Tall Buildings

The second of the temptations Jesus faced (Matthew 4:5–7) was the challenge to throw himself off a high building and trust God to keep him safe. The taunt, ‘if you are the Son of God’, underpins the Devil’s goading.

Every time I read these verses, I have a couple of thoughts. First, years ago I went up into the dome of Saint Paul’s Cathedral in London and recall being terrified by the height and the drop to the ground below. Being vertiginous by nature, even to contemplate looking down from a high building is terrifying, let alone throwing myself off. Tragically, there are people for whom the fear of life is greater than the fear of death, and such places become an inescapable lure.

At around the same time, we went on a family outing to the relatively newly opened London Eye. From there, the perspectives were all different, and Saint Paul’s looked small beside other nearby structures. That day, it seemed as though any sense of immediate risk was greatly exaggerated.

Perspective is everything in the tussle between Jesus and the Devil.
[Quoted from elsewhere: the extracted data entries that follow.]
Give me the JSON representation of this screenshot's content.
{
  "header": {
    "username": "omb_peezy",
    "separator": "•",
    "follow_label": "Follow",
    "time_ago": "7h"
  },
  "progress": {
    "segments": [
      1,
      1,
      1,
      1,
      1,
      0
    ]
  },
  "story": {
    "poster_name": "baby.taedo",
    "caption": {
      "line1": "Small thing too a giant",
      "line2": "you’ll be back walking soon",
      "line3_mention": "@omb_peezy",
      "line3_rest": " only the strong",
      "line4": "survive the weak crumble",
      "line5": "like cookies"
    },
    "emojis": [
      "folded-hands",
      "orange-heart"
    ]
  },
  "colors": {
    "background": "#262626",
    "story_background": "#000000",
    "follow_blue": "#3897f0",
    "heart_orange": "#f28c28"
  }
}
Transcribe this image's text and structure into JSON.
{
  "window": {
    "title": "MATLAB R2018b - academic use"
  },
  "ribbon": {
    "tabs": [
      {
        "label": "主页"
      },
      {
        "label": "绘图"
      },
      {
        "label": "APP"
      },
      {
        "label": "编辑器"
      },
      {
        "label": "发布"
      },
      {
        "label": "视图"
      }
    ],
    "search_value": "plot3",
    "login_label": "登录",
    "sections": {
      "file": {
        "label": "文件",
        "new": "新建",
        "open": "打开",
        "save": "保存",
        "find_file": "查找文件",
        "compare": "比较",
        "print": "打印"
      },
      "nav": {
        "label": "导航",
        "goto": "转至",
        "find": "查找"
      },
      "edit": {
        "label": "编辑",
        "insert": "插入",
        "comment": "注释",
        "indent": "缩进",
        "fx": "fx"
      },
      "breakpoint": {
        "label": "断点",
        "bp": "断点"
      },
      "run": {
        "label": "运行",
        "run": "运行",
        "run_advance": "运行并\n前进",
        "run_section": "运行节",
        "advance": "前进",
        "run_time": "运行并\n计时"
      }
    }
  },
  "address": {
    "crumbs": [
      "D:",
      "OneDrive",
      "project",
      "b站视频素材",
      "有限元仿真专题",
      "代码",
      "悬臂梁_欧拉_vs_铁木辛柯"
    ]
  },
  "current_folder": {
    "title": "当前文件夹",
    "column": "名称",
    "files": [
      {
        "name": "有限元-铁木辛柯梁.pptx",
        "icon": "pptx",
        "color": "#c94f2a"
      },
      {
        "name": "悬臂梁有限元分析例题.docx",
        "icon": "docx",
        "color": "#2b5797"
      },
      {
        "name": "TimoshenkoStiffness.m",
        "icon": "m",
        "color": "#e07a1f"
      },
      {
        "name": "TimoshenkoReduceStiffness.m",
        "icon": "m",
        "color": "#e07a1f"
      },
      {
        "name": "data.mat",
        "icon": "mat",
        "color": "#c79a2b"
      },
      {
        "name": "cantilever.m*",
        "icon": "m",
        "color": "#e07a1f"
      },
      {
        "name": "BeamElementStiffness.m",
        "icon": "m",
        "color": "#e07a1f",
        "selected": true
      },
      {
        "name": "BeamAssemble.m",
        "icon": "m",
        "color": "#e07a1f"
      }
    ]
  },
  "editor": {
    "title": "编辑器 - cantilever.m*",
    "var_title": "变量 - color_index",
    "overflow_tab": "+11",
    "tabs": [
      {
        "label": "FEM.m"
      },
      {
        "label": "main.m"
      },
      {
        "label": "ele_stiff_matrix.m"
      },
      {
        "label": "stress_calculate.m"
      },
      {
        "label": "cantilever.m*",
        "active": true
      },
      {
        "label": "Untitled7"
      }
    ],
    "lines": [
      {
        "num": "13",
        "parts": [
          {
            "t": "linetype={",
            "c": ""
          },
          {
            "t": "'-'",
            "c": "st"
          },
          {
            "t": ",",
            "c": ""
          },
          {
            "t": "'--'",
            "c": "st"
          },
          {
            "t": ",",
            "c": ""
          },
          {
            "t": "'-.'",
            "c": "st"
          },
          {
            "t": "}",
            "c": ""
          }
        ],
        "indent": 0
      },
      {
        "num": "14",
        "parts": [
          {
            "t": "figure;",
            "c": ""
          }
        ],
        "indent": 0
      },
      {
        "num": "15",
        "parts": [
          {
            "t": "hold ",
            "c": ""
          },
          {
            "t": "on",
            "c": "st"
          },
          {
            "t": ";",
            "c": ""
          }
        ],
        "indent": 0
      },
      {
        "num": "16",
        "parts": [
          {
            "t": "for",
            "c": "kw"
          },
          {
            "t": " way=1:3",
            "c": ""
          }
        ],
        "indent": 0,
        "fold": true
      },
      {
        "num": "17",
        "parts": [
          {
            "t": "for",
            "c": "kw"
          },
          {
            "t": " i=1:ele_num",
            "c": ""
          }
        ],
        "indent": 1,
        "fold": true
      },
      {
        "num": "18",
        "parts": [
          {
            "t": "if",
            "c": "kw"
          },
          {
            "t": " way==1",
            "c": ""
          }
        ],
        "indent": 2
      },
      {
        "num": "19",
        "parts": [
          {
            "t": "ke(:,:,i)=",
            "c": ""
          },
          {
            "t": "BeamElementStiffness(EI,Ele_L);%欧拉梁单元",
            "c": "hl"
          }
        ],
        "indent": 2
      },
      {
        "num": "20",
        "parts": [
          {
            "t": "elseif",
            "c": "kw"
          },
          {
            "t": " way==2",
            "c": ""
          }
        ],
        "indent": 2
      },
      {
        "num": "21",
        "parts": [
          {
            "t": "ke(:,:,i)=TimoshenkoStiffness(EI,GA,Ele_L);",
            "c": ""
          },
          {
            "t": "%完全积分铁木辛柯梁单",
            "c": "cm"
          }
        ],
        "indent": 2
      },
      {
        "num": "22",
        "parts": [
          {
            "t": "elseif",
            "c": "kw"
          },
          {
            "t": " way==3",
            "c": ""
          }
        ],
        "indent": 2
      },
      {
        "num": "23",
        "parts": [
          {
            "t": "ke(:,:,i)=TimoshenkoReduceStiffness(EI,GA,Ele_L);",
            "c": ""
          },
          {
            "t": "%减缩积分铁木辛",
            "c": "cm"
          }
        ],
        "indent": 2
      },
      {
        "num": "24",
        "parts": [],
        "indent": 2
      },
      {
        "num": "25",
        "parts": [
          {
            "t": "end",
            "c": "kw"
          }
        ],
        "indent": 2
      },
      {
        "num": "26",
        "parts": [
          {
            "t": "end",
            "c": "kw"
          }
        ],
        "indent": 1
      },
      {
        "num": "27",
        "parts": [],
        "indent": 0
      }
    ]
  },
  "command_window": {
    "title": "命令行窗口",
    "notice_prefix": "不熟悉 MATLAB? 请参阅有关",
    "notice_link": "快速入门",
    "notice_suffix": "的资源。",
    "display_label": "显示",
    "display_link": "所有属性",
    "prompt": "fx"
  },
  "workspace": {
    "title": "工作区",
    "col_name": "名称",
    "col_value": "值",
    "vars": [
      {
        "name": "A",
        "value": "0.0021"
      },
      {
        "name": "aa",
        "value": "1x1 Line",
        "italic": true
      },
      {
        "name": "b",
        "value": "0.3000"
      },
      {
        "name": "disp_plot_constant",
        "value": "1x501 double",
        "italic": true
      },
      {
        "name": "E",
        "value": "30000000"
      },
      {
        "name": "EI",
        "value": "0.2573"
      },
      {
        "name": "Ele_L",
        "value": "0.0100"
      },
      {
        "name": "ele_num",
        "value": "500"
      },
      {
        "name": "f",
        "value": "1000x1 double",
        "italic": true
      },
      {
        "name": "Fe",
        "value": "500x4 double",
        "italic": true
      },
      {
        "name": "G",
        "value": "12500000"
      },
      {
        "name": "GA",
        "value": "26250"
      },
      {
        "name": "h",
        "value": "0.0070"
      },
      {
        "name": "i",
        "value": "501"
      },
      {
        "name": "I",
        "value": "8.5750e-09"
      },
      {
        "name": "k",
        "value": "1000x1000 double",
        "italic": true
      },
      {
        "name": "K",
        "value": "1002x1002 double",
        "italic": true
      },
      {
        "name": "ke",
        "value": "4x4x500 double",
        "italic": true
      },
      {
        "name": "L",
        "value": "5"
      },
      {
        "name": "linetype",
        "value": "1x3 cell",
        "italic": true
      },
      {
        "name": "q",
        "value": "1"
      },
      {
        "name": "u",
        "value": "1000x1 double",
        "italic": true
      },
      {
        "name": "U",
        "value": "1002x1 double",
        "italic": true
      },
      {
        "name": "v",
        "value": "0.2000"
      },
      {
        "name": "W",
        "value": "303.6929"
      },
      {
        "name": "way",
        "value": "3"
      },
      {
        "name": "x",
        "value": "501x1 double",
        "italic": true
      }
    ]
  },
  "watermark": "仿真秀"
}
In the situation described, the urgency of the Devil’s appeal to trust God is abused by urging him to put recklessness ahead of all common sense and the natural sense of self-preservation that is innate in us, even if subconsciously.

A significant part of what we prepare for in Lent is the death and resurrection of Jesus, which alters the relative merits of the preservation of mortal life and immortality. Immortality, the gift of God made available because of Jesus’s death and resurrection, begins with the resistance of the temptation to succumb to short-termism, which is at the heart of the second temptation. Yes, it would have been miraculous for Jesus to survive a fall from the Temple roof, but beside his survival of the cross and rising from the dead, it is nothing. Short-termism means avoiding death by a miracle, while immortality comes about by Jesus’s breaching and breaking of death’s hold.

A Prayer

Lord Jesus, we find it tricky to work out what we should wish for and where our hopes begin and end. As you walk with us, we pray that you will help us to see the long-term gifts of faith as far more real and desirable than the short-termism of worldly, mortal survival. As we rejoice in your withstanding of temptation, so may we have the faith to wait for eternal life with you. Amen.